I know this one is quite old, but after a few recent papers on Arxiv about delicate primes, I added the simple function to my library.  Some searching afterwards found this puzzle.

In celebration of 2021:

#  500 digits: 2021 * 10^(500-4) + 7543997
# 1000 digits: 2021 * 10^(1000-4) + 2550219
# 2021 digits: 2021 * 10^(2021-4) + 4523733

Found using Perl/ntheory.

Double checked prime with Pari 2.14 ECPP, and double checked as a delicate/weakly prime using Michel Marcus' Pari function.

[delicate primes or weakly primes?]

I believe they are the same (technically "digitally delicate primes" to reference base 10).  OEIS A050249, "Weakly prime numbers … Also called digitally delicate primes."

The following is just trivia because it was interesting for me to search.  There is no consistent answer.

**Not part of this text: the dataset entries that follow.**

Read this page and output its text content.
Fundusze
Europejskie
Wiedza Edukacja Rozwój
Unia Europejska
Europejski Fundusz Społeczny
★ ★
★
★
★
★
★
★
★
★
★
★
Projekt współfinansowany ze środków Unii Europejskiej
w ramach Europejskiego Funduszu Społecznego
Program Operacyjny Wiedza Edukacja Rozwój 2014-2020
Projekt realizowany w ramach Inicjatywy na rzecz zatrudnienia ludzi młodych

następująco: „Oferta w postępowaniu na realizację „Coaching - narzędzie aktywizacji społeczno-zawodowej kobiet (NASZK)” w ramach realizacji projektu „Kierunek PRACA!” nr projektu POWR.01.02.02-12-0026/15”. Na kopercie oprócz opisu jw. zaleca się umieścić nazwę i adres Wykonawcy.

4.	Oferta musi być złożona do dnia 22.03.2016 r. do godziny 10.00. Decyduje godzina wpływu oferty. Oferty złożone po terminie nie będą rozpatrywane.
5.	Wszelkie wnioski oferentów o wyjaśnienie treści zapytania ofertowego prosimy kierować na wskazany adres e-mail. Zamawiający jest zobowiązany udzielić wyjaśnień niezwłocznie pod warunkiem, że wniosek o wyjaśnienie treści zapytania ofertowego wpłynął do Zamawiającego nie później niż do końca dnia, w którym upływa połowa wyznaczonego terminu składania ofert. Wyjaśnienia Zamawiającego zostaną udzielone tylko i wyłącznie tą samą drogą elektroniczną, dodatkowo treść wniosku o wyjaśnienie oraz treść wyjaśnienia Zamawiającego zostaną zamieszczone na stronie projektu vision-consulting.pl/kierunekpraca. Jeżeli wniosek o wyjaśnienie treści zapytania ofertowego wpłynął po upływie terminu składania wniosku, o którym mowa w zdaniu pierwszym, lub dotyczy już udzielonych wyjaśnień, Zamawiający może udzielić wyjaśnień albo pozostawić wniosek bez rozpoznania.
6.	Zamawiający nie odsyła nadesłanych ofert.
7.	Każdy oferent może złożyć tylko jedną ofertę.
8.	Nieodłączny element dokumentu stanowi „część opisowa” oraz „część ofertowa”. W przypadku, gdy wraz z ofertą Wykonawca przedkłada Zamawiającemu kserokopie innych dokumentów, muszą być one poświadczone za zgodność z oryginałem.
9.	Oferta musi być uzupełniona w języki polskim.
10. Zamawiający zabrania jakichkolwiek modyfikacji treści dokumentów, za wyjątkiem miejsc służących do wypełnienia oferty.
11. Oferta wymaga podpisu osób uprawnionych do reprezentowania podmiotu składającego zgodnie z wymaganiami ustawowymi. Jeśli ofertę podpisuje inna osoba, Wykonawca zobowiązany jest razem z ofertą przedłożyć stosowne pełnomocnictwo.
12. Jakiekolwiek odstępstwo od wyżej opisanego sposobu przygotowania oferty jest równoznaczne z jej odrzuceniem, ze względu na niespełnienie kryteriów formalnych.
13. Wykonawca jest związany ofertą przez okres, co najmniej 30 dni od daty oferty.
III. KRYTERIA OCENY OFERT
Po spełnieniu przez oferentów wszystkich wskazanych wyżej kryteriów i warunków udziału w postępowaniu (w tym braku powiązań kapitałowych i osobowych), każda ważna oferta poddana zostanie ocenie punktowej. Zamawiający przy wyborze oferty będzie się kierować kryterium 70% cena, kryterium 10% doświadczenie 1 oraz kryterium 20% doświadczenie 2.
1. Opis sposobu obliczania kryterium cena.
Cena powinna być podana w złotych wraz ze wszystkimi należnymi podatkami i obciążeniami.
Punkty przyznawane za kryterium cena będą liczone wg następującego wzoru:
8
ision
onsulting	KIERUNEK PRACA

Klamkin's 1978 question doesn't seem to call them anything, nor does Tao's paper.
I'm not able to track down Erdos' 1979 "Solution to Problem 1029" to see what he says.
Mathworld and Anderson's Wikipedia article calls them Weakly Primes, referencing your page.
Hopper and Pollack's 2015 arxiv paper calls them "digitally delicate":

     "The infinitude of the primes appearing in Corollary 1.2 had earlier been shown by Erd˝os [2].
      (He assumes a = 10 but the argument generalizes in an obvious way.)
     When a = 10, these “digitally delicate” primes are tabulated as sequence A050249 in the OEIS, where they are called “weakly prime”.

The papers by Filaseta and Southwick, most in the last decade, also call them digitally delicate.

Emily Stamm's 2020 preprint calls them weakly prime, and references most of the other papers so clearly the author is familiar with both terms and chose that one.